Spring Batch Jobs do not release memory

4.6k views Asked by At

I am running around 18.000 spring jobs in parallel, each with one step. Each step consists of reading from a file, converting and manipulating those values and writing them to a Mongo and MySql database, nothing unusual. After all of the jobs finished, memory consumption stays at 20GB USED and stays there. I construct my spring batch members as follows:

@Autowired
public ArchiveImportManager(final JobRepository jobRepository, final BlobStorageConfiguration blobConfiguration,
        final JobBuilderFactory jobBuilderFactory, final StepBuilderFactory stepBuilderFactory,
        final ArchiveImportSettings settings) {
    this.jobBuilderFactory = jobBuilderFactory;
    this.stepBuilderFactory = stepBuilderFactory;
    this.jobLauncher = new SimpleJobLauncher();
    final ThreadPoolTaskExecutor threadPoolTaskExecutor = new ThreadPoolTaskExecutor();
    threadPoolTaskExecutor.setCorePoolSize(THREAD_POOL_SIZE);
    threadPoolTaskExecutor.setMaxPoolSize(THREAD_POOL_SIZE);
    threadPoolTaskExecutor.setQueueCapacity(THREAD_POOL_QUEUE);
    threadPoolTaskExecutor.initialize();
    this.jobLauncher.setTaskExecutor(threadPoolTaskExecutor);
    this.jobLauncher.setJobRepository(jobRepository);
}

I create one job as follows:

private Job createImportJob(final ArchiveResource archiveResource, final int current, final int archiveSize) {

    final String name = "ImportArchiveJob[" + current + "|" + archiveSize + "]"
            + new Date(System.currentTimeMillis());
    final Step step = this.stepBuilderFactory
            .get(name)
            .<ArchiveResource, ArchiveImportSaveData> chunk(1)
            .reader(getReader(archiveResource, current, archiveSize))
            .processor(getProcessor(current, archiveSize))
            .writer(getWriter(current, archiveSize))
            .build();

    return this.jobBuilderFactory
            .get(name)
            .flow(step)
            .end()
            .build();

}

And start all jobs in a loop:

private void startImportJobs(final List<ArchiveResource> archives) {
    final int size = archives.size();
    for (int i = 0; i < size; i++) {
        final ArchiveResource ar = archives.get(i);
        final Job j = createImportJob(ar, i, size);
        try {

            this.jobLauncher.run(j, new JobParametersBuilder()
                    .addDate("startDate", new Date(System.currentTimeMillis()))
                    .addString("progress", "[" + i + "|" + size + "]")
                    .toJobParameters());
        } catch (final JobExecutionAlreadyRunningException e) {
            log.info("Already running", e);
        } catch (final JobRestartException e) {
            log.info("Restarted", e);
        } catch (final JobInstanceAlreadyCompleteException e) {
            log.info("ALready completed", e);
        } catch (final JobParametersInvalidException e) {
            log.info("Parameters invalid", e);
        }
    }
}

Do I have to release the memory somehow or delete the jobs after they finished or something? I do not understand why memory consumption stays that high.

Best regards

1

There are 1 answers

0
Jonathan On

Taking that info from htop and deriving anything from it is not such a great idea. This is because of the Java memory management.

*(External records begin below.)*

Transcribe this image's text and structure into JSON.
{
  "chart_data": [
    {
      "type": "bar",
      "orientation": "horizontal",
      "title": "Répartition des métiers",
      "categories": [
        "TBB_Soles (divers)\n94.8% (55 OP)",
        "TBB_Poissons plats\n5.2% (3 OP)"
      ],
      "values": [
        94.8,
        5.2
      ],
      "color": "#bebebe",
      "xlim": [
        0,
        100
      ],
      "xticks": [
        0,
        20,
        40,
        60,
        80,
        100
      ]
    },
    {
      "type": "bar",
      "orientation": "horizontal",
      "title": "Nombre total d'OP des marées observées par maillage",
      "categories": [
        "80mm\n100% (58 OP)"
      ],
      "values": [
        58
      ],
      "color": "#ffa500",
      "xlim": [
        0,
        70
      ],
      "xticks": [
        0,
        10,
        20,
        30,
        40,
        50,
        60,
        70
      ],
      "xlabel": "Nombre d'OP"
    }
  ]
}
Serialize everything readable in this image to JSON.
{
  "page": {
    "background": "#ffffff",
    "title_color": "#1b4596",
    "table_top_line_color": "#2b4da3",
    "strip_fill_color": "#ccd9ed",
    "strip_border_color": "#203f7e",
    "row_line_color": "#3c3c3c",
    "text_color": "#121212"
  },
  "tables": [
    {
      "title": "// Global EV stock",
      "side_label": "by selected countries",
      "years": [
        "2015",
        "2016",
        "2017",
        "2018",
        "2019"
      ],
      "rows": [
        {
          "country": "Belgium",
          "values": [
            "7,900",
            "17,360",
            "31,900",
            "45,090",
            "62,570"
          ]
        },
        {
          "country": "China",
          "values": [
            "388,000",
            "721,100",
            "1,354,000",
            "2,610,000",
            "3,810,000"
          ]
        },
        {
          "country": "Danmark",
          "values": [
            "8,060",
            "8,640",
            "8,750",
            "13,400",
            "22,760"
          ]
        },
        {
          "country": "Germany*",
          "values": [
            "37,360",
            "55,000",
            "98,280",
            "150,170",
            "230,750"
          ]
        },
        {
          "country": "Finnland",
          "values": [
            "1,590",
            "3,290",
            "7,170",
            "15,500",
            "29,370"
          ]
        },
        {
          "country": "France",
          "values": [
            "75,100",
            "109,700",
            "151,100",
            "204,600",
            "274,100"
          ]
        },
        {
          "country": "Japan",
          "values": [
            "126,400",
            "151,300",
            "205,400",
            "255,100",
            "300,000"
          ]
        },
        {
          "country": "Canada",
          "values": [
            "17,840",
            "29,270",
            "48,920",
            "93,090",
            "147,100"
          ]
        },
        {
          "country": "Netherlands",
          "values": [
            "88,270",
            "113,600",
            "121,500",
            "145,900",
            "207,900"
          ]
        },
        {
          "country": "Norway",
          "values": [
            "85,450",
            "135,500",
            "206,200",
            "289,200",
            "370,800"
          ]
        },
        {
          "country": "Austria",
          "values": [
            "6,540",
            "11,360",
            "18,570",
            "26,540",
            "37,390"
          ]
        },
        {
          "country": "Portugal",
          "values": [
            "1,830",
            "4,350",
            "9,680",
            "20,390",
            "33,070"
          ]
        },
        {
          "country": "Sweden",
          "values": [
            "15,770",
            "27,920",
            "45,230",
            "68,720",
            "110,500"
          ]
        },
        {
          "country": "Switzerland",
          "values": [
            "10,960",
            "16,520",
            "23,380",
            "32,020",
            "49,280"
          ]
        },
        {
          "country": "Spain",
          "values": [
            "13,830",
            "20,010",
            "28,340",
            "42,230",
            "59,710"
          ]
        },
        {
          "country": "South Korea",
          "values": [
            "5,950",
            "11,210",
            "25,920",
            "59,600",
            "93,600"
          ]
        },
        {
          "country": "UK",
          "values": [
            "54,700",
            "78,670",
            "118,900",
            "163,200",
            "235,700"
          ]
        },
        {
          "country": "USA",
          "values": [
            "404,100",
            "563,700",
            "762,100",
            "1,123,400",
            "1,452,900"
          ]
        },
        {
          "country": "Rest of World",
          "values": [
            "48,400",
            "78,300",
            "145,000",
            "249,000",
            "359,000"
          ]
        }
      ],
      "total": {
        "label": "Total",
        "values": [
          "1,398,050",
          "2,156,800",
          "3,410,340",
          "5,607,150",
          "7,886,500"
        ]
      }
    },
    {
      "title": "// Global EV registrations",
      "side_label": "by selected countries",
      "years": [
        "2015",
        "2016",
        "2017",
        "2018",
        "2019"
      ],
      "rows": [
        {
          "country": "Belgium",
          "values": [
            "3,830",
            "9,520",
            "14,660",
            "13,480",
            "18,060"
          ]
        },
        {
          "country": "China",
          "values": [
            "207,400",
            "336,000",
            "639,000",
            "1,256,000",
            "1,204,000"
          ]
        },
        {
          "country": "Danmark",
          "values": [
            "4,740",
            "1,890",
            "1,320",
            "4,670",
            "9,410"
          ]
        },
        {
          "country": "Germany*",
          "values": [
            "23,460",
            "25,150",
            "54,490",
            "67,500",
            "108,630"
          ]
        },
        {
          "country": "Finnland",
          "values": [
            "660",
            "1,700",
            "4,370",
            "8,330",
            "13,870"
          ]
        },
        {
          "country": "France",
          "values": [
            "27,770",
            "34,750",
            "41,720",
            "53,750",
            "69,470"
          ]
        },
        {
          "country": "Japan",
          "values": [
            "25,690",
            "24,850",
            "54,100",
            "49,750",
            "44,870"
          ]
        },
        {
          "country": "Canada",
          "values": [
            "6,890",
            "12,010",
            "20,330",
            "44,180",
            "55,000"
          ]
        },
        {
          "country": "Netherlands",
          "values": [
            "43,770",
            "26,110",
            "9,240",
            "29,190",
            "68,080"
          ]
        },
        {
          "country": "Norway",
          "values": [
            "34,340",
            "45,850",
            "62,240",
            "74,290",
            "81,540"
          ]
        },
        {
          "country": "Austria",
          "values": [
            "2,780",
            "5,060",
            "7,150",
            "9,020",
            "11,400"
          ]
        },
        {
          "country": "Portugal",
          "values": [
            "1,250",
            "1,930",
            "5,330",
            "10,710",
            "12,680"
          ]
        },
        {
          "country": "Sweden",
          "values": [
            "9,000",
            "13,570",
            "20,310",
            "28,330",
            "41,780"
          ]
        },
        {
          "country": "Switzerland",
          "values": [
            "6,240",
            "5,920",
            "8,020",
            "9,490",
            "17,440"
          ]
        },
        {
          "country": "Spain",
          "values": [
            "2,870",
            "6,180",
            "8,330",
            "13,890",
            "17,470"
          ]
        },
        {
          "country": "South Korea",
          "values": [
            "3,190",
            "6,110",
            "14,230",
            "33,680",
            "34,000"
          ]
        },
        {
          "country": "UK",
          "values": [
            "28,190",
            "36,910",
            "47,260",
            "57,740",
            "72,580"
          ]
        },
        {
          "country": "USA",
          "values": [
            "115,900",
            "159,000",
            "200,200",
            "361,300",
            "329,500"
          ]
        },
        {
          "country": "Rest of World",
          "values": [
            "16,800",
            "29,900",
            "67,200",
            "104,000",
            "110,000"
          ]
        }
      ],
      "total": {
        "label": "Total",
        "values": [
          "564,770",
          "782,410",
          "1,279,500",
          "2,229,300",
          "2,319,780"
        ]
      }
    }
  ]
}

Java allocates memory from the OS and manages that memory internally. This is all connected to terms like garbage-collection and generational memory model.

Basically, if you free memory by removing references to these objects within our application, the memory is not set free at once. Only if the memory already allocated by Java is full, a garbage-collection cycle is triggered. That cycle will not (necessarily) release the memory against the OS. It will in a first step make that memory available to your Java program while still holding on to it with respect to the OS.

If a heuristic within the Java VM determines, that you have too much memory allocated, it will release memory towards the OS, but this is something you should not depend on.

That's why you still see 20G reserved by the Java process. And without a closer look inside the application, you will not even know whether that memory is internally freed or filled up with dead objects.

If you want a better understanding of the memory-footprint of your application, I would suggest you do the following: Tools like JConsole or JVisualVM (here you will need the Visual GC Plugin) allow you to inspect the internals of the memory allocated by the Java VM. Within that memory go strictly for a memory area called old or tenured, everything else is not relevant with respect to your question (search the term generational memory management if you are curious). If you want to trigger a garbage collection to remove those objects, which are already dead (but are not yet cleaned up), either explicitly invoke System.gc() in your application or trigger it via JConsole or JVisualVM (both have a button to do so). The memory consumption directly after a garbage collection is the number you are currently looking for.